3. P. spinosum, shrubby spinous burnet of Crete, has a shrubby stem and branches, rising about a yard high, armed with spines; small pinnated ever-green leaves, of six or seven pairs of lobes, terminated by an odd one, and the branches terminated by small heads of greenish flowers. All these species flower in June and July, succeeded by ripe seeds in autumn. They are naturally perennial; but the two herbaceous ones are abiding in root only; the other in root, stem, and branches: the two former are hardy, and the third requires shelter in winter. The second sort merits culture in every kitchen-garden for winter and spring salads. The third sort must be kept always in pots, to have shelter in winter. They are all easily propagated, the second sort by seed and by parting the roots. The first sort may also be increased by seeds and slips off the root, as for the former sort: and the propagation of the third is by slips or cuttings of the branches in spring and summer, planted in pots, and placed under glasses, giving shade and water; or it might be forwarded more by plunging them in a hot-bed. Burnet is of a heating, drying nature, cordial and alexipharmic.

POTGUN, n. s.

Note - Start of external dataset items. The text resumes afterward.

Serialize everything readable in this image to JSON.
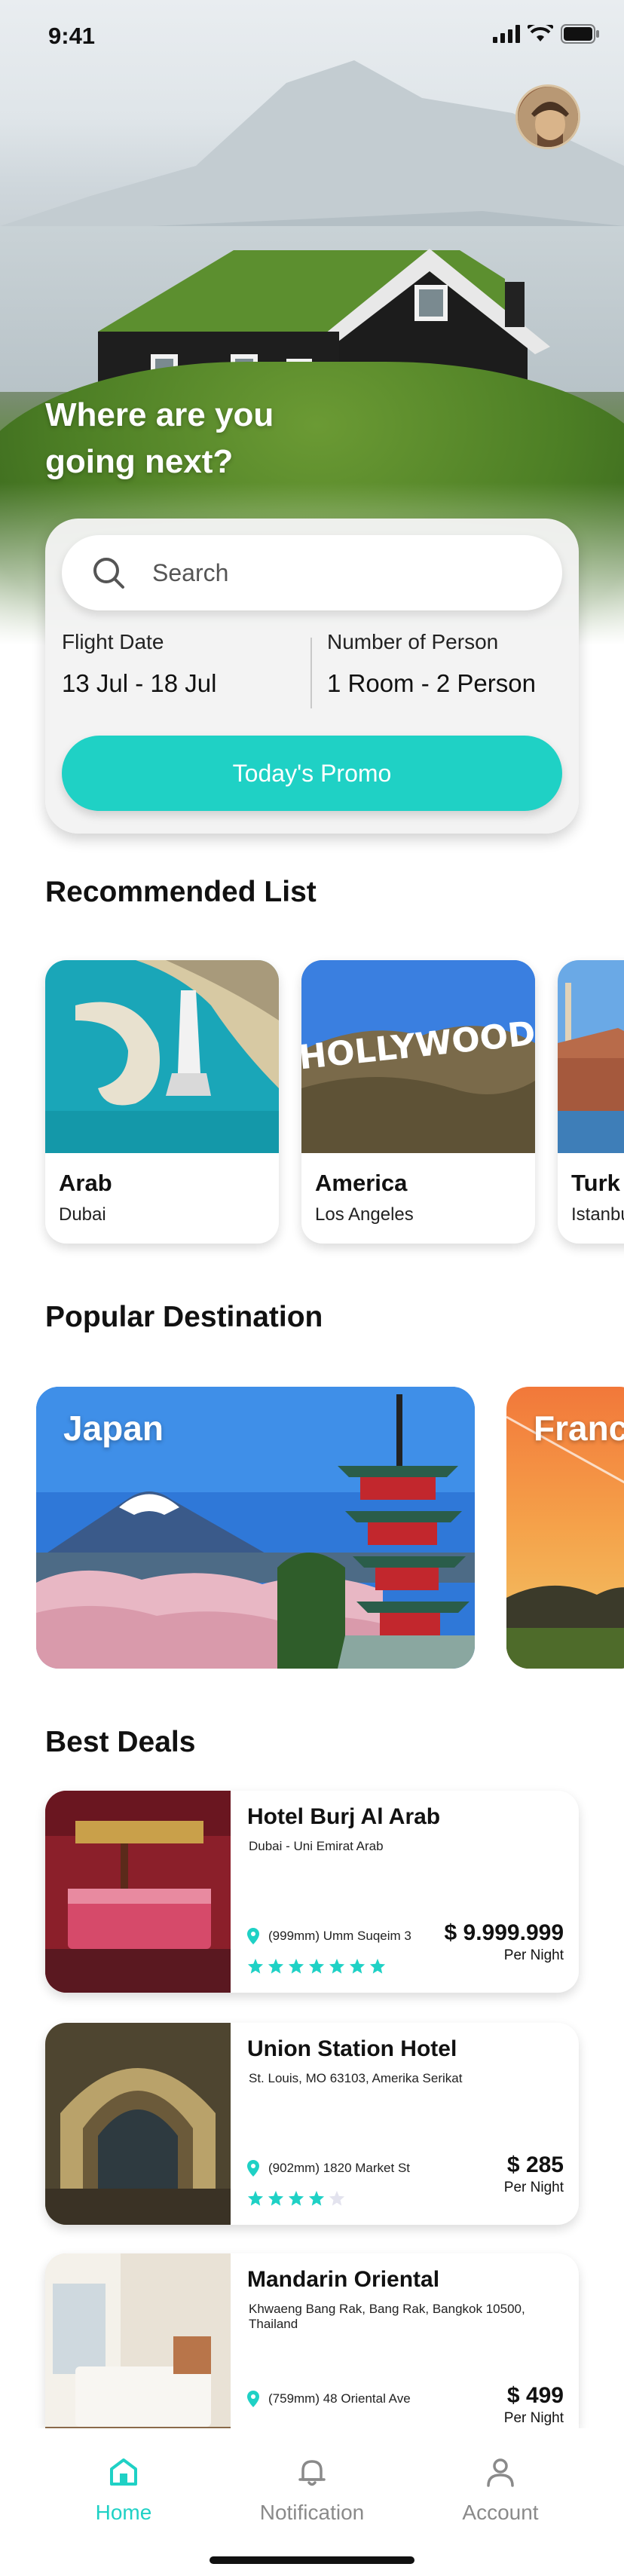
{
  "status_bar": {
    "time": "9:41"
  },
  "hero": {
    "title": "Where are you going next?"
  },
  "search": {
    "placeholder": "Search",
    "flight_date_label": "Flight Date",
    "flight_date_value": "13 Jul - 18 Jul",
    "persons_label": "Number of Person",
    "persons_value": "1 Room - 2 Person",
    "promo_button": "Today's Promo"
  },
  "recommended": {
    "title": "Recommended List",
    "items": [
      {
        "name": "Arab",
        "city": "Dubai"
      },
      {
        "name": "America",
        "city": "Los Angeles"
      },
      {
        "name": "Turk",
        "city": "Istanbu"
      }
    ]
  },
  "popular": {
    "title": "Popular Destination",
    "items": [
      {
        "name": "Japan"
      },
      {
        "name": "Franc"
      }
    ]
  },
  "deals": {
    "title": "Best Deals",
    "items": [
      {
        "name": "Hotel Burj Al Arab",
        "address": "Dubai - Uni Emirat Arab",
        "location": "(999mm) Umm Suqeim 3",
        "price": "$ 9.999.999",
        "per": "Per Night",
        "rating": 7,
        "rating_max": 7
      },
      {
        "name": "Union Station Hotel",
        "address": "St. Louis, MO 63103, Amerika Serikat",
        "location": "(902mm) 1820 Market St",
        "price": "$ 285",
        "per": "Per Night",
        "rating": 4,
        "rating_max": 5
      },
      {
        "name": "Mandarin Oriental",
        "address": "Khwaeng Bang Rak, Bang Rak, Bangkok 10500, Thailand",
        "location": "(759mm) 48 Oriental Ave",
        "price": "$ 499",
        "per": "Per Night",
        "rating": 0,
        "rating_max": 0
      }
    ]
  },
  "nav": {
    "items": [
      {
        "label": "Home",
        "icon": "home-icon",
        "active": true
      },
      {
        "label": "Notification",
        "icon": "bell-icon",
        "active": false
      },
      {
        "label": "Account",
        "icon": "user-icon",
        "active": false
      }
    ]
  },
  "colors": {
    "accent": "#1fd1c5",
    "star": "#1fd1c5",
    "star_empty": "#e3e3ee"
  }
}
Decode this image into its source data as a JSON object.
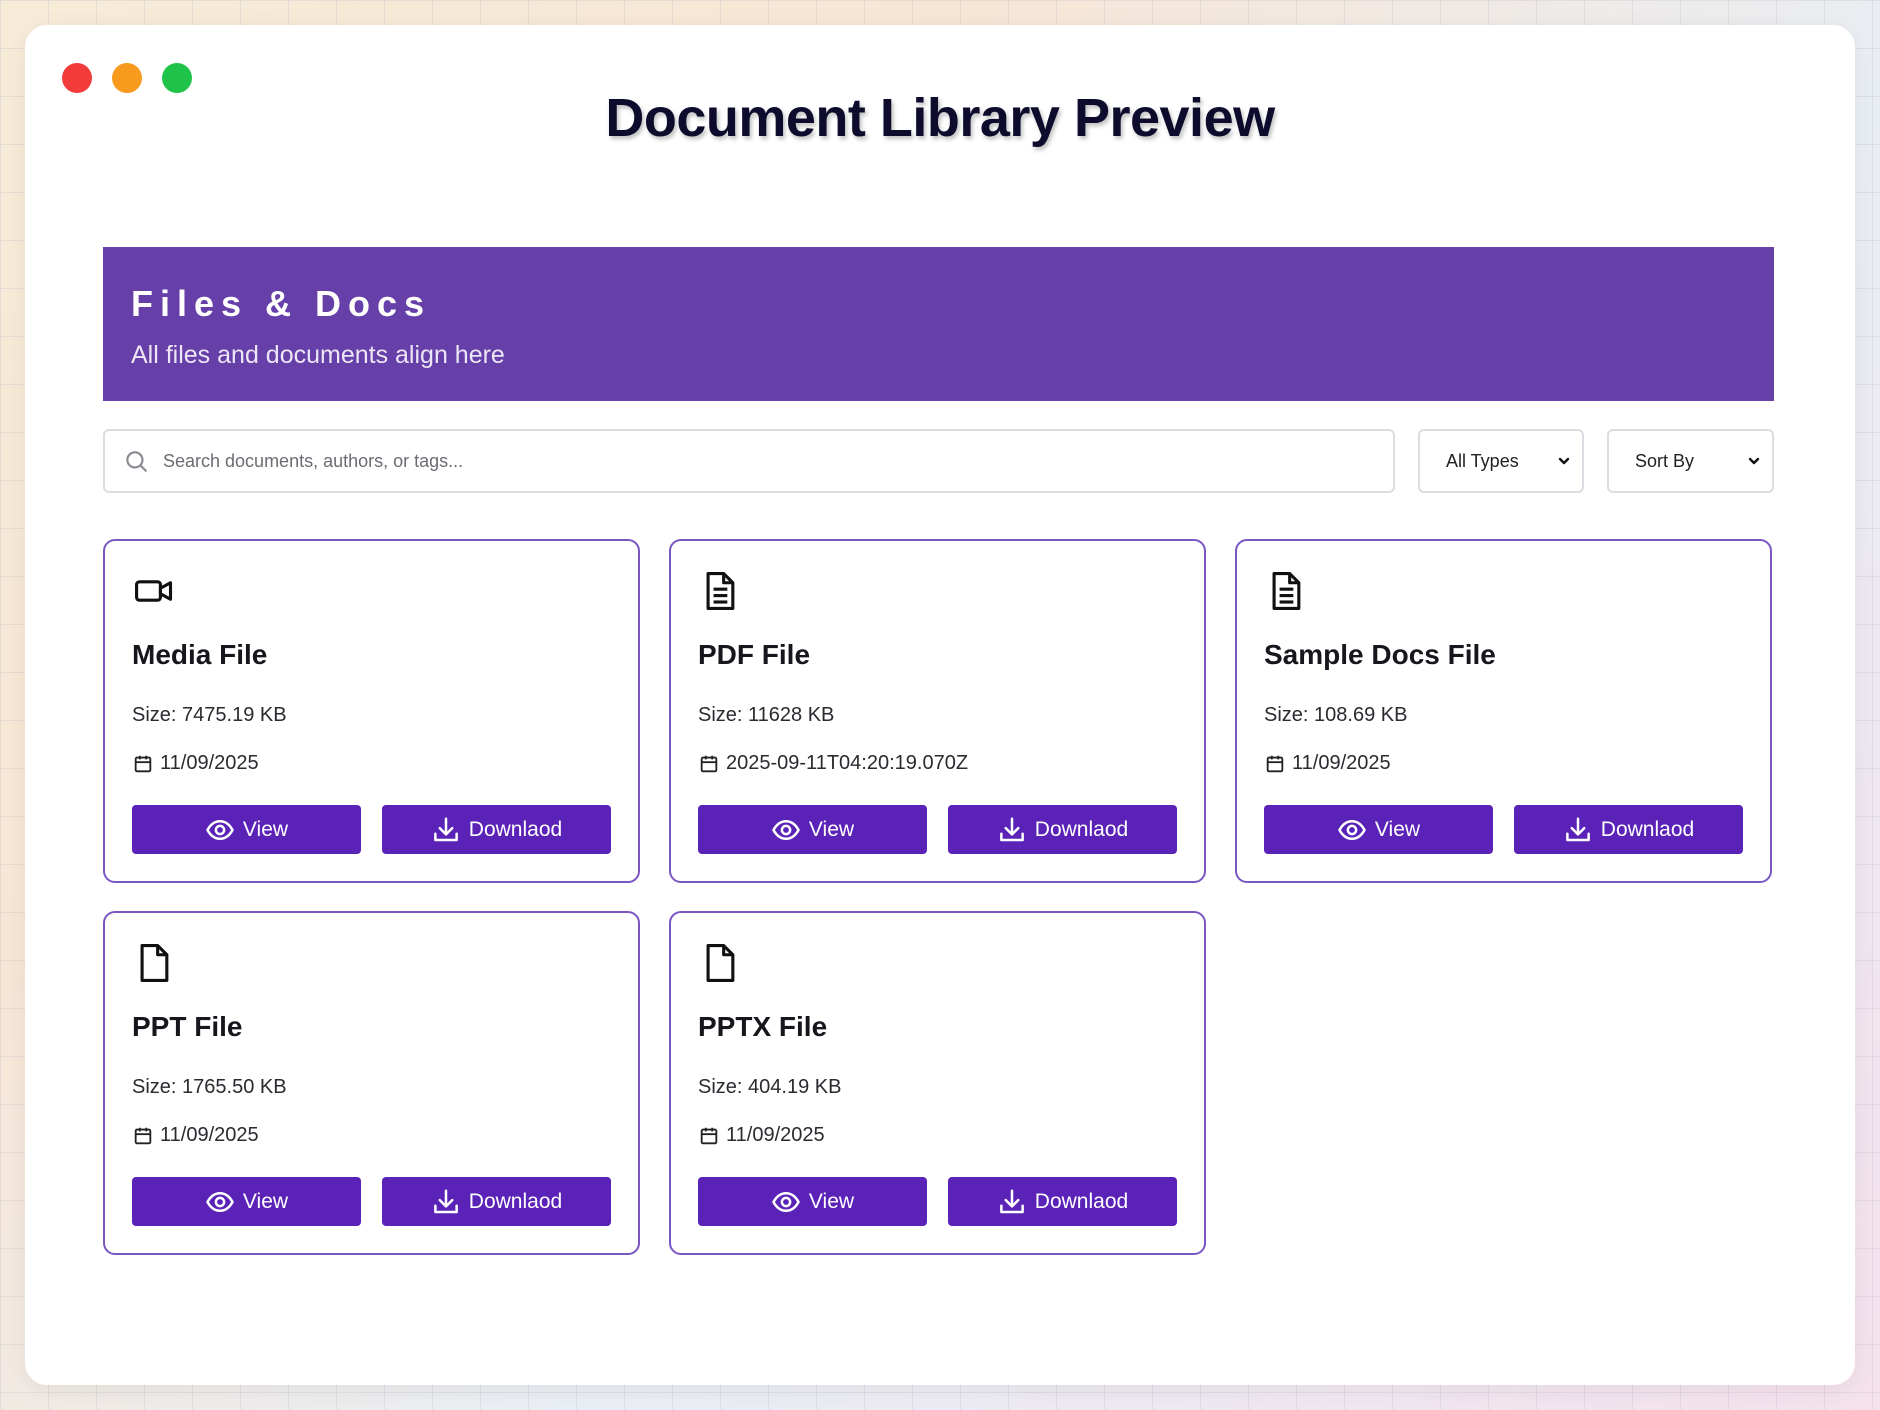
{
  "window": {
    "title": "Document Library Preview",
    "controls": [
      "close",
      "minimize",
      "maximize"
    ]
  },
  "banner": {
    "title": "Files & Docs",
    "subtitle": "All files and documents align here",
    "color": "#673fa8"
  },
  "toolbar": {
    "search_placeholder": "Search documents, authors, or tags...",
    "type_filter": "All Types",
    "sort": "Sort By"
  },
  "cards": [
    {
      "icon": "video-icon",
      "name": "Media File",
      "size": "Size: 7475.19 KB",
      "date": "11/09/2025",
      "view_label": "View",
      "download_label": "Downlaod"
    },
    {
      "icon": "document-text-icon",
      "name": "PDF File",
      "size": "Size: 11628 KB",
      "date": "2025-09-11T04:20:19.070Z",
      "view_label": "View",
      "download_label": "Downlaod"
    },
    {
      "icon": "document-text-icon",
      "name": "Sample Docs File",
      "size": "Size: 108.69 KB",
      "date": "11/09/2025",
      "view_label": "View",
      "download_label": "Downlaod"
    },
    {
      "icon": "file-icon",
      "name": "PPT File",
      "size": "Size: 1765.50 KB",
      "date": "11/09/2025",
      "view_label": "View",
      "download_label": "Downlaod"
    },
    {
      "icon": "file-icon",
      "name": "PPTX File",
      "size": "Size: 404.19 KB",
      "date": "11/09/2025",
      "view_label": "View",
      "download_label": "Downlaod"
    }
  ],
  "colors": {
    "accent": "#5b22b8",
    "card_border": "#7b56c3"
  }
}
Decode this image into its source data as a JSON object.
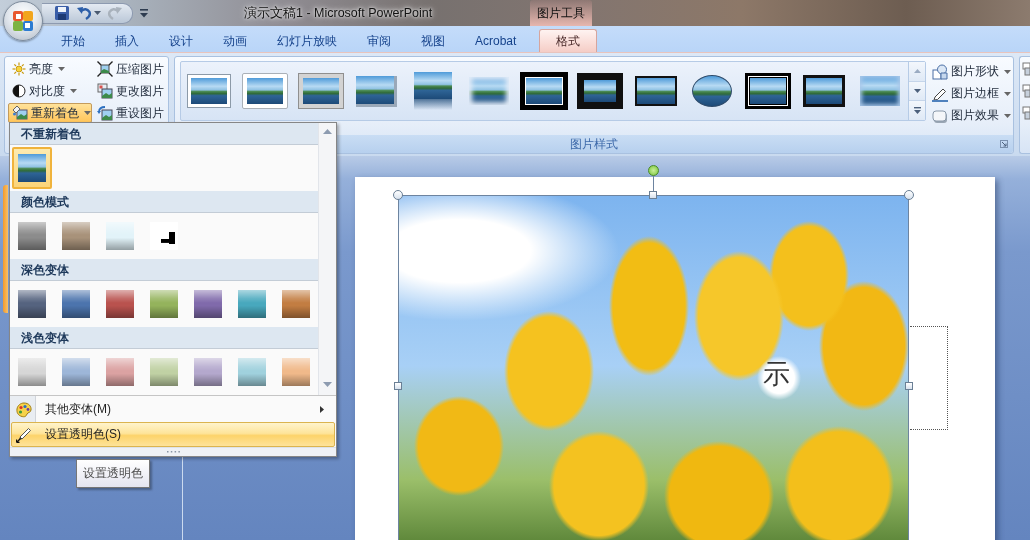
{
  "window": {
    "title": "演示文稿1 - Microsoft PowerPoint",
    "context_title": "图片工具"
  },
  "quick_access": [
    {
      "kind": "save",
      "disabled": false
    },
    {
      "kind": "undo",
      "disabled": false
    },
    {
      "kind": "undo-menu",
      "disabled": false
    },
    {
      "kind": "redo",
      "disabled": true
    },
    {
      "kind": "customize",
      "disabled": false
    }
  ],
  "tabs": [
    {
      "label": "开始",
      "selected": false
    },
    {
      "label": "插入",
      "selected": false
    },
    {
      "label": "设计",
      "selected": false
    },
    {
      "label": "动画",
      "selected": false
    },
    {
      "label": "幻灯片放映",
      "selected": false
    },
    {
      "label": "审阅",
      "selected": false
    },
    {
      "label": "视图",
      "selected": false
    },
    {
      "label": "Acrobat",
      "selected": false
    },
    {
      "label": "格式",
      "selected": true
    }
  ],
  "ribbon": {
    "adjust": {
      "buttons": [
        {
          "kind": "brightness",
          "label": "亮度",
          "dropdown": true,
          "open": false
        },
        {
          "kind": "contrast",
          "label": "对比度",
          "dropdown": true,
          "open": false
        },
        {
          "kind": "recolor",
          "label": "重新着色",
          "dropdown": true,
          "open": true
        },
        {
          "kind": "compress",
          "label": "压缩图片",
          "dropdown": false,
          "open": false
        },
        {
          "kind": "change",
          "label": "更改图片",
          "dropdown": false,
          "open": false
        },
        {
          "kind": "reset",
          "label": "重设图片",
          "dropdown": false,
          "open": false
        }
      ]
    },
    "picture_styles": {
      "label": "图片样式",
      "gallery": [
        {
          "kind": "thin-white",
          "selected": false
        },
        {
          "kind": "white",
          "selected": false
        },
        {
          "kind": "gray-frame",
          "selected": false
        },
        {
          "kind": "shadow",
          "selected": false
        },
        {
          "kind": "reflected",
          "selected": false
        },
        {
          "kind": "soft-edge",
          "selected": false
        },
        {
          "kind": "double-black",
          "selected": false
        },
        {
          "kind": "thick-black",
          "selected": false
        },
        {
          "kind": "thin-black",
          "selected": false
        },
        {
          "kind": "oval",
          "selected": false
        },
        {
          "kind": "double-frame",
          "selected": false
        },
        {
          "kind": "black-frame",
          "selected": false
        },
        {
          "kind": "glow",
          "selected": false
        }
      ],
      "commands": [
        {
          "kind": "shape",
          "label": "图片形状"
        },
        {
          "kind": "border",
          "label": "图片边框"
        },
        {
          "kind": "effects",
          "label": "图片效果"
        }
      ]
    }
  },
  "slides_pane": {
    "thumbnails": [
      {
        "selected": true
      }
    ]
  },
  "slide": {
    "title_fragment": "示",
    "picture_selected": true
  },
  "recolor_menu": {
    "sections": [
      {
        "title": "不重新着色",
        "items": [
          {
            "kind": "original",
            "selected": true
          }
        ]
      },
      {
        "title": "颜色模式",
        "items": [
          {
            "kind": "tint",
            "color": "#8c8c8c",
            "selected": false
          },
          {
            "kind": "tint",
            "color": "#a8927a",
            "selected": false
          },
          {
            "kind": "tint",
            "color": "#e2f3f9",
            "selected": false
          },
          {
            "kind": "silhouette",
            "selected": false
          }
        ]
      },
      {
        "title": "深色变体",
        "items": [
          {
            "kind": "tint",
            "color": "#55637f",
            "selected": false
          },
          {
            "kind": "tint",
            "color": "#4c74ad",
            "selected": false
          },
          {
            "kind": "tint",
            "color": "#b9524e",
            "selected": false
          },
          {
            "kind": "tint",
            "color": "#94b35c",
            "selected": false
          },
          {
            "kind": "tint",
            "color": "#806aab",
            "selected": false
          },
          {
            "kind": "tint",
            "color": "#48a8bd",
            "selected": false
          },
          {
            "kind": "tint",
            "color": "#c27d42",
            "selected": false
          }
        ]
      },
      {
        "title": "浅色变体",
        "items": [
          {
            "kind": "tint",
            "color": "#d6d6d6",
            "selected": false
          },
          {
            "kind": "tint",
            "color": "#9db6d8",
            "selected": false
          },
          {
            "kind": "tint",
            "color": "#dba2a2",
            "selected": false
          },
          {
            "kind": "tint",
            "color": "#c0d1a4",
            "selected": false
          },
          {
            "kind": "tint",
            "color": "#b4a8cd",
            "selected": false
          },
          {
            "kind": "tint",
            "color": "#a0d1dd",
            "selected": false
          },
          {
            "kind": "tint",
            "color": "#f0b98a",
            "selected": false
          }
        ]
      }
    ],
    "commands": [
      {
        "kind": "variants",
        "label": "其他变体(M)",
        "submenu": true,
        "highlighted": false
      },
      {
        "kind": "transparent",
        "label": "设置透明色(S)",
        "submenu": false,
        "highlighted": true
      }
    ],
    "tooltip": "设置透明色"
  }
}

A corruption of popgun. A gun which makes a small smart noise.

An author thus who pants for fame,
Begins the world with fear and shame,
When first in print, you see him dread
Each potgun levelled at his head.

Swift's Miscellanies. POTHECARY, n. s. A corruption of apoLat. apothecarius. One who compounds and sells physic.

thecary.

Modern 'pothecaries, taught the art By doctors' bills to play the doctor's part, Bold in the practice of mistaken rules, Prescribe, apply, and call their masters fools. Pope.